Ainsi débute, en ouverture du film, le témoignage de Walter Neff, le personnage principal d’Assurance sur la mort (Double Indemnity). Adaptant James M. Cain (Le facteur sonne toujours deux fois) qui s’était inspiré d’un fait divers criminel authentique, le travail de Wilder aidé au scénario par le célèbre romancier Raymond Chandler, va donner naissance à un film noir d’une étrange intensité, entre érotisme et violence. Faisant du thème de la fatalité et d’une amoralité glaciale crispante les ressorts principaux de son intrigue, ce troisième film du cinéaste est au coeur de ce genre devenu depuis, majeur.
L’histoire, un flash-back qui finira par rattraper le temps de la diégèse, se fond dans la complexité et l’intensité d’une fausse relation amoureuse dont les bases ne sont régies que par le mensonge et la trahison. Phyllis Dietrichson, la femme d’un riche homme d’affaire, use de ses charmes pour s’accaparer les services de Walter Neff, un courtier en assurance, afin qu’il souscrive une assurance vie à son mari sans que ce dernier n’en soit informé. Immédiatement épris de la ravissante jeune femme avec laquelle il entreprend une relation, le courtier devenu son complice, cédera ensuite à son désir d’éliminer son mari.
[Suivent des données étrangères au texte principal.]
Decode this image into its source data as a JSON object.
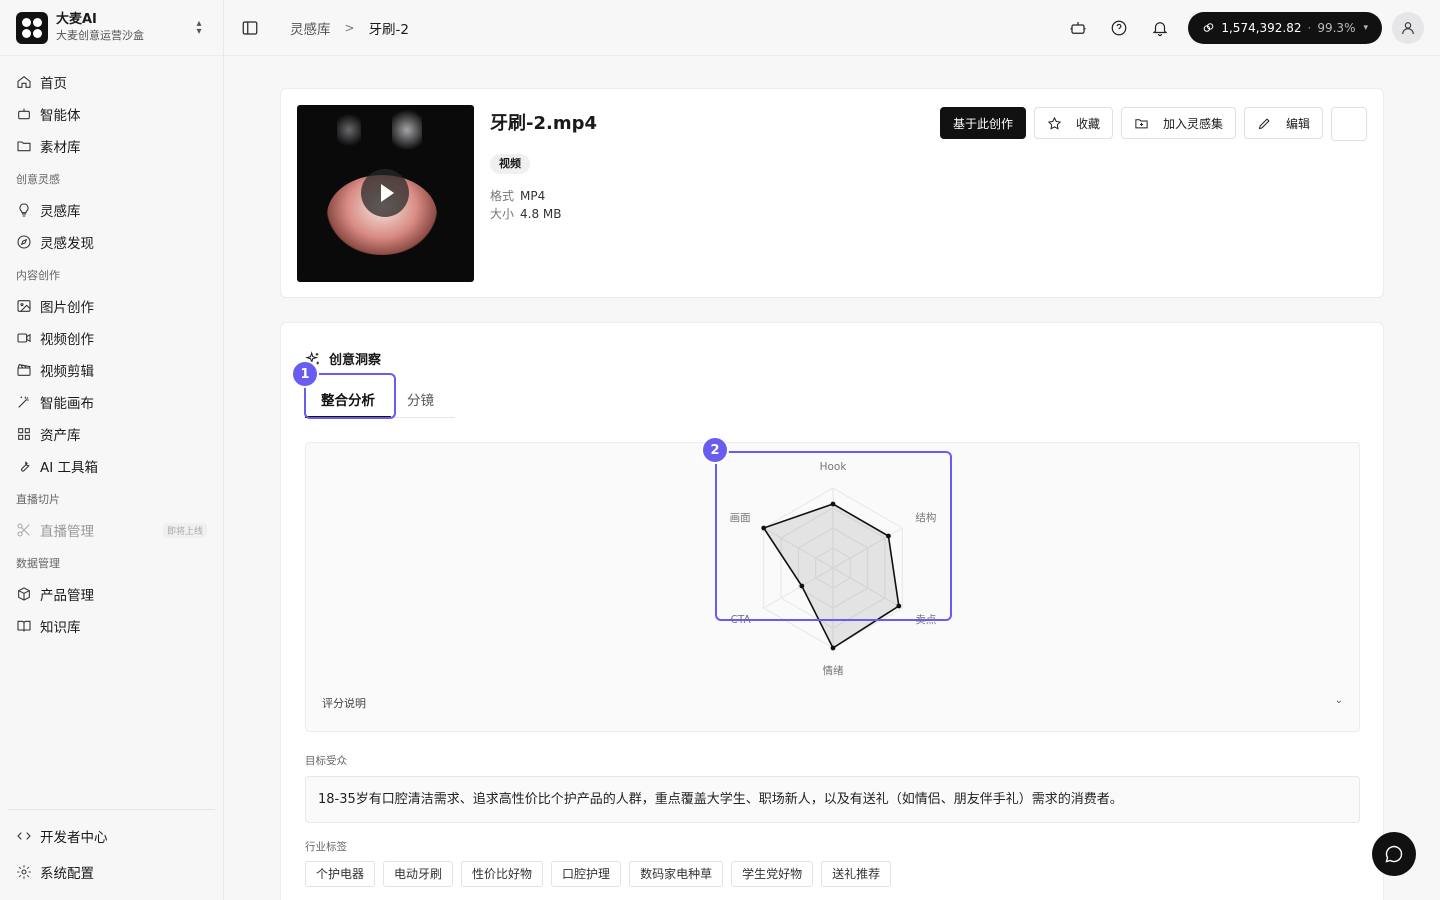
{
  "brand": {
    "name": "大麦AI",
    "subtitle": "大麦创意运营沙盒"
  },
  "nav": {
    "home": "首页",
    "agent": "智能体",
    "assets_lib": "素材库",
    "group_inspiration": "创意灵感",
    "inspiration_lib": "灵感库",
    "inspiration_discover": "灵感发现",
    "group_content": "内容创作",
    "image_create": "图片创作",
    "video_create": "视频创作",
    "video_edit": "视频剪辑",
    "canvas": "智能画布",
    "asset_store": "资产库",
    "ai_tools": "AI 工具箱",
    "group_live": "直播切片",
    "live_manage": "直播管理",
    "coming_soon": "即将上线",
    "group_data": "数据管理",
    "product_manage": "产品管理",
    "knowledge": "知识库",
    "developer": "开发者中心",
    "settings": "系统配置"
  },
  "breadcrumb": {
    "parent": "灵感库",
    "current": "牙刷-2"
  },
  "balance": {
    "amount": "1,574,392.82",
    "percent": "99.3%"
  },
  "file": {
    "title": "牙刷-2.mp4",
    "type_tag": "视频",
    "format_label": "格式",
    "format_value": "MP4",
    "size_label": "大小",
    "size_value": "4.8 MB"
  },
  "actions": {
    "create_from": "基于此创作",
    "favorite": "收藏",
    "add_to_collection": "加入灵感集",
    "edit": "编辑"
  },
  "insight": {
    "title": "创意洞察",
    "tabs": [
      "整合分析",
      "分镜"
    ],
    "score_note": "评分说明",
    "audience_label": "目标受众",
    "audience_text": "18-35岁有口腔清洁需求、追求高性价比个护产品的人群，重点覆盖大学生、职场新人，以及有送礼（如情侣、朋友伴手礼）需求的消费者。",
    "industry_label": "行业标签",
    "industry_tags": [
      "个护电器",
      "电动牙刷",
      "性价比好物",
      "口腔护理",
      "数码家电种草",
      "学生党好物",
      "送礼推荐"
    ]
  },
  "badges": [
    "1",
    "2"
  ],
  "chart_data": {
    "type": "radar",
    "axes": [
      "Hook",
      "结构",
      "卖点",
      "情绪",
      "CTA",
      "画面"
    ],
    "values": [
      0.8,
      0.8,
      0.95,
      1.0,
      0.45,
      1.0
    ],
    "range": [
      0,
      1
    ]
  },
  "colors": {
    "accent": "#6a5cf0",
    "primary": "#111111"
  }
}
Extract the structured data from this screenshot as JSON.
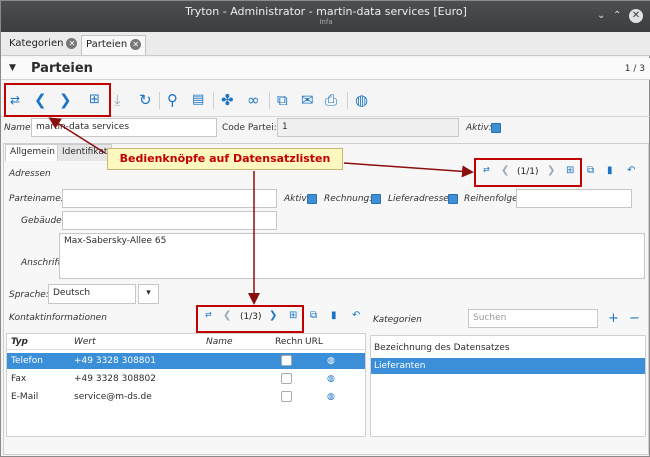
{
  "window": {
    "title": "Tryton - Administrator - martin-data services [Euro]",
    "subtitle": "Infa"
  },
  "tabs": [
    {
      "label": "Kategorien"
    },
    {
      "label": "Parteien"
    }
  ],
  "header": {
    "title": "Parteien",
    "counter": "1 / 3"
  },
  "form": {
    "name_label": "Name:",
    "name_value": "martin-data services",
    "code_label": "Code Partei:",
    "code_value": "1",
    "active_label": "Aktiv:"
  },
  "notebook": {
    "tabs": [
      "Allgemein",
      "Identifikat"
    ]
  },
  "callout": "Bedienknöpfe auf Datensatzlisten",
  "addresses": {
    "title": "Adressen",
    "counter": "(1/1)",
    "party_name_label": "Parteiname:",
    "active_label": "Aktiv:",
    "invoice_label": "Rechnung:",
    "delivery_label": "Lieferadresse:",
    "sequence_label": "Reihenfolge:",
    "building_label": "Gebäude:",
    "address_label": "Anschrift:",
    "address_value": "Max-Sabersky-Allee 65"
  },
  "language": {
    "label": "Sprache:",
    "value": "Deutsch"
  },
  "contacts": {
    "title": "Kontaktinformationen",
    "counter": "(1/3)",
    "columns": [
      "Typ",
      "Wert",
      "Name",
      "Rechn",
      "URL"
    ],
    "rows": [
      {
        "type": "Telefon",
        "value": "+49 3328 308801"
      },
      {
        "type": "Fax",
        "value": "+49 3328 308802"
      },
      {
        "type": "E-Mail",
        "value": "service@m-ds.de"
      }
    ]
  },
  "categories": {
    "title": "Kategorien",
    "search_placeholder": "Suchen",
    "column": "Bezeichnung des Datensatzes",
    "rows": [
      "Lieferanten"
    ]
  },
  "colors": {
    "accent": "#1b74c5",
    "selection": "#3a8fd8",
    "highlight": "#c00000"
  }
}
L’une des réussites majeures de ce film porte sur la relation qui s’établit entre Phyllis et Walter. Le jeu sous-jacent qui se trame entre cette mante religieuse, dont on devine les intentions cachées et notre assureur, pourtant futé, mais qui se complaît dans l’amour aveugle qu’il lui voue, stimule un trouble constant chez le spectateur. On se demande ce qui nourrit cet attachement irraisonné envers elle. Car sa perversité, ses intentions et actes criminels, comme affranchis de toute culpabilité ou de tout remord, en font un personnage qui nous glisse constamment entre les doigts. Jusqu’à quel point cette femme est-elle mauvaise ? Jusqu’à quel point Walter est-il prêt à la suivre ? Parfaitement orchestrée, la tension que suscitent ces interrogations va crescendo tout au long du film, et le cas de Phyllis attire d’autant plus notre curiosité lorsque sa belle-fille, Lola, nous fait de troublantes révélations sur son passé. Alors qui est-elle vraiment ?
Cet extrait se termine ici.